One indication of the intensity of the situation, and the inability of legislators to find new revenue, was reflected by the announcement that the committee's final pre-session meeting Monday that had been planned to start at 9 a.m. won't begin until 3 p.m.
Raggio said his leasing proposal might be considered "off the wall" to some, but it is a plan that many states soon will look at since it raises money without increasing taxes.
He said about $300 million of the proposed cuts Gov. Jim Gibbons wants to make to cover the shortfall are just "too ugly" and these times call for unusual action.
"Without having more analysis, I couldn't commit one way or another, but it should be definitely considered," said Senate Majority Leader Steven Horsford.
"This what this forum is for," Horsford said. "We need to bring options that none of us knew were liable."
Buckley requested that the state prepare a cost-benefit analysis on the lease plan, adding the rental payments might make it cost-prohibitive.
She also suggested the state launch a new tax amnesty program, noting that the last one in 2008 netted $41 million.
Also Thursday, state Taxation Department and Insurance Division executives questioned whether hiring new auditors would lead to the recovery of hundreds of millions of dollars in uncollected taxes as anticipated by legislative proposals.
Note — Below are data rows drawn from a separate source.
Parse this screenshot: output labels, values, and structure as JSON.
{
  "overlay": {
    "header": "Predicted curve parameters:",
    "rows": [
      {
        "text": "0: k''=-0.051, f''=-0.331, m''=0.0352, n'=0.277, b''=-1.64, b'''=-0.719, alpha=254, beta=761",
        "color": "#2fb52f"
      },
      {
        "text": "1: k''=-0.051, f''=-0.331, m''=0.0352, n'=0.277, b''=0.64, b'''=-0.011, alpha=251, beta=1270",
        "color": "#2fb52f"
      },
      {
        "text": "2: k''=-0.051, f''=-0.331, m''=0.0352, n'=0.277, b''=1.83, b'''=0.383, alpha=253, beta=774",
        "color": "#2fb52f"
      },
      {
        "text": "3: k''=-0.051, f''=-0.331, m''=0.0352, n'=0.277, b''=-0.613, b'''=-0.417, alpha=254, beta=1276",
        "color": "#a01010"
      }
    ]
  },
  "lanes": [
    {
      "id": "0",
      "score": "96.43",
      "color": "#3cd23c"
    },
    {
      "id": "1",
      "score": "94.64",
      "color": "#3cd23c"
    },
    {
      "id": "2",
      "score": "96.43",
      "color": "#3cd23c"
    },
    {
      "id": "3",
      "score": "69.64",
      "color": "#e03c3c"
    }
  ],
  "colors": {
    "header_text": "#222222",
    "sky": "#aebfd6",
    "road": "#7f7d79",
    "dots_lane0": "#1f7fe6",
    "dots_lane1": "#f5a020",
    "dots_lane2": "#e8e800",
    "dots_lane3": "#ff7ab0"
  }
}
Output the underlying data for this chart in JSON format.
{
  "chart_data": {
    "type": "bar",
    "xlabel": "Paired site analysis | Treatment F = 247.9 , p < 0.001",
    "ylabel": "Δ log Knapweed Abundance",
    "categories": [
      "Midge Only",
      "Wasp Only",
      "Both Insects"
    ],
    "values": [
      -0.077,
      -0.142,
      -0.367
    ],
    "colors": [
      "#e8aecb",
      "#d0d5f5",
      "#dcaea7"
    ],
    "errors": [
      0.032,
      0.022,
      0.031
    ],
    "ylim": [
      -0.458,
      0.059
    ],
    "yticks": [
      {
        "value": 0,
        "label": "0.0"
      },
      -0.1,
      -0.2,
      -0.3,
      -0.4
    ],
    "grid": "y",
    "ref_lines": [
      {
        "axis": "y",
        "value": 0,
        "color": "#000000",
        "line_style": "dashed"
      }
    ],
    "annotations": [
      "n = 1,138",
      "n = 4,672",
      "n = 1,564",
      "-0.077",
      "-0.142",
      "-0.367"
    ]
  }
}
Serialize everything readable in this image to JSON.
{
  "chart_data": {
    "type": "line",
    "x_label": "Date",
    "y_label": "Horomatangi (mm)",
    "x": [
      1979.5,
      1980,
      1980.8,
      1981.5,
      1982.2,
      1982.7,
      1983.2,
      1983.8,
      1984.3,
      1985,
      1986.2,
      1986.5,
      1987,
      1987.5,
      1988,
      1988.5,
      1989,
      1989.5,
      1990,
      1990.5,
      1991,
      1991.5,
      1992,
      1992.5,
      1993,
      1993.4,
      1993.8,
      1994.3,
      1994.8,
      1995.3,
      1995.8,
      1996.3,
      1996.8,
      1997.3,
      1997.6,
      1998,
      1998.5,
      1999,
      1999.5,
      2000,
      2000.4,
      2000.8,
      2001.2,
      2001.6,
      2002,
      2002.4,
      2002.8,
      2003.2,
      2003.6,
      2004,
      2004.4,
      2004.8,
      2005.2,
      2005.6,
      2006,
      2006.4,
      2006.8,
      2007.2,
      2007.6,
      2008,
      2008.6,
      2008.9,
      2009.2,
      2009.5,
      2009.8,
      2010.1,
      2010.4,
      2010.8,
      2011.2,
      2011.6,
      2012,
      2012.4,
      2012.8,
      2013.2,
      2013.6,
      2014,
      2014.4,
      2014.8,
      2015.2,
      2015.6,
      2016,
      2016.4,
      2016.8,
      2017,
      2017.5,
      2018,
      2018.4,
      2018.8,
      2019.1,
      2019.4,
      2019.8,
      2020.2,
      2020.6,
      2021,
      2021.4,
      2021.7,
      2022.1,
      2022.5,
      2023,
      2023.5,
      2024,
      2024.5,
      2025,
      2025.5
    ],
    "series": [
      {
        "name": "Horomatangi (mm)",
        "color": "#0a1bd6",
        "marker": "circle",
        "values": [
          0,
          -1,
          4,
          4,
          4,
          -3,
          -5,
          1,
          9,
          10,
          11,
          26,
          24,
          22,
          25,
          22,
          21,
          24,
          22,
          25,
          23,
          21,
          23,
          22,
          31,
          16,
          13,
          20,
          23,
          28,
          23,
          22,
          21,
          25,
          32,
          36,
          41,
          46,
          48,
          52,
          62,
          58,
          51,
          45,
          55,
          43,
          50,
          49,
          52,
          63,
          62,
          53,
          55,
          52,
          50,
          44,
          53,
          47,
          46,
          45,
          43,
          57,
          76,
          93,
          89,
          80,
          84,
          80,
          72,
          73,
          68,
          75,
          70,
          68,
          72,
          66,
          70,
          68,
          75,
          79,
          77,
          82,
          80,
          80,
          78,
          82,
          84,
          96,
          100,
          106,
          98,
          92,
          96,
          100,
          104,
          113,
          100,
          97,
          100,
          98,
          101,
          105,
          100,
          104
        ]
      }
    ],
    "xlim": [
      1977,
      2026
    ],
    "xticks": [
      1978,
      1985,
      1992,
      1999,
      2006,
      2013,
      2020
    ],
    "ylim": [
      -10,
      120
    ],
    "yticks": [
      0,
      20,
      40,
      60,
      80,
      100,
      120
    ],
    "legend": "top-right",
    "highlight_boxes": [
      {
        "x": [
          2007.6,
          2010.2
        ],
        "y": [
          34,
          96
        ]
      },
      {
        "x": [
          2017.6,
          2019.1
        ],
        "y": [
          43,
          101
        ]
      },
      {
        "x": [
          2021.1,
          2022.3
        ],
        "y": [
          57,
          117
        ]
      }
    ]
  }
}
Taxation Director Dino DiCianno said some of the uncollected taxes go back 20 years and the companies might no longer exist. In other cases, companies are in bankruptcy.
Scott Kipper, the Insurance Division administrator, said Gibbons proposes he hire a couple of new auditors, but they probably will collect just $5 million in overdue insurance premium taxes.
DiCianno said the companies that owe taxes have legal rights to argue their bills in court, and the state could lose.
"There is no guarantee more revenue can be generated by more auditors," he said.
Although no agreement with mining on new revenues was reached Thursday, Nevada Mining Association representative Pete Ernaut said there's still time.
"We are free the next four or five days to negotiate," Ernaut said.
Buckley said a petition from the Progressive Leadership Alliance of Nevada to put higher mining taxes on a statewide ballot should give the industry incentive to pay more now to help the state.
"When people see folks working together as a community, they are less likely to take strident action," Buckley said.
The petition, which the Nevada Mining Association has filed suit in state court to block, is expected to be popular with voters if it does make its way to the ballot.
In such an event, Buckley said it behooves the industry to have a positive image with voters.
"With mining you have an initiative petition pending, and if people see an industry stepping up to be part of the solution, they will consider that before they vote to put taxes on the ballot," she said.
Horsford was optimistic. "We expect mining and other private-sector industries will be part of the overall solution to balance this budget," he said.
Initially pegged at $881 million, the estimated shortfall was reduced last week to $871 million by state analysts based on loan interest savings, but was increased this week to $887 million because of a new report showing a continued decline in gaming tax receipts.